Le juge doit donc tout d’abord liquider le régime matrimonial, puis partager la prévoyance professionnelle acquise durant le mariage (2e pilier). Si chaque époux reçoit la moitié de l’épargne accumulée par l’autre dans le cadre de la liquidation du régime de la participation aux acquêts, l’égalité entre eux est garantie. Mais si, en raison du régime matrimonial qui a été choisi (par ex. séparation des biens), l’un des époux (par ex. le mari) conserve l’entier, ou une part supérieure à la moitié, de l’épargne destinée à la vieillesse du couple, cet époux doit entamer la substance de cette fortune pour contribuer à l’entretien convenable de son conjoint (par ex. la femme).
Quel bien devra vendre le mari pour payer la pension alimentaire ?
Dans le cas où le mari débiteur de l’entretien ne peut verser une pension alimentaire permettant d’assurer la prévoyance vieillesse de l’ex-épouse au moyen de ses revenus, il faut rechercher quelle est la fortune du mari. Suivant la fonction et la composition de la fortune des époux, on peut attendre du débiteur d’aliments (l’ex-mari) – comme du créancier (l’ex-épouse) – qu’il en entame la substance. En particulier, si la fortune a été accumulée dans un but de prévoyance pour les vieux jours, il est justifié de l’utiliser pour assurer l’entretien des époux après leur retraite.
En revanche, le mari ne devra pas vendre des biens lorsque :
- les biens patrimoniaux ne peuvent être facilement vendus,
- qu’ils ont été acquis par succession
- ou investis dans la maison d’habitation.

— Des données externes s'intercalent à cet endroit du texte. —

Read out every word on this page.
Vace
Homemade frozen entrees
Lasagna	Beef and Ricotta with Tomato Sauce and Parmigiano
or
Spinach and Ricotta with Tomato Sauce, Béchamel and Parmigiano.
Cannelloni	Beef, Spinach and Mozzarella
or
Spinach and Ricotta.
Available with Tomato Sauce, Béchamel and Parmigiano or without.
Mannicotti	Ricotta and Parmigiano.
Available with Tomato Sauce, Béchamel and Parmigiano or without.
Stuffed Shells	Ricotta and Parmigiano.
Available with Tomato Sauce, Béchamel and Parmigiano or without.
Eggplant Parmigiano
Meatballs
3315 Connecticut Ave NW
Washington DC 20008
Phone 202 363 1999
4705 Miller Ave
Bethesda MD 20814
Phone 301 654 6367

En outre, pour respecter le principe d’égalité entre les époux, on ne saurait exiger du mari qu’il entame sa fortune que si on impose à ex-épouse d’en faire autant, à moins qu’elle n’en soit dépourvu.
Lorsqu’un époux, indépendant, n’a pas constitué de deuxième pilier, il faut admettre que l’épargne privée vise essentiellement un but de prévoyance. Voir ATF 129 III 7, consid. 3.2.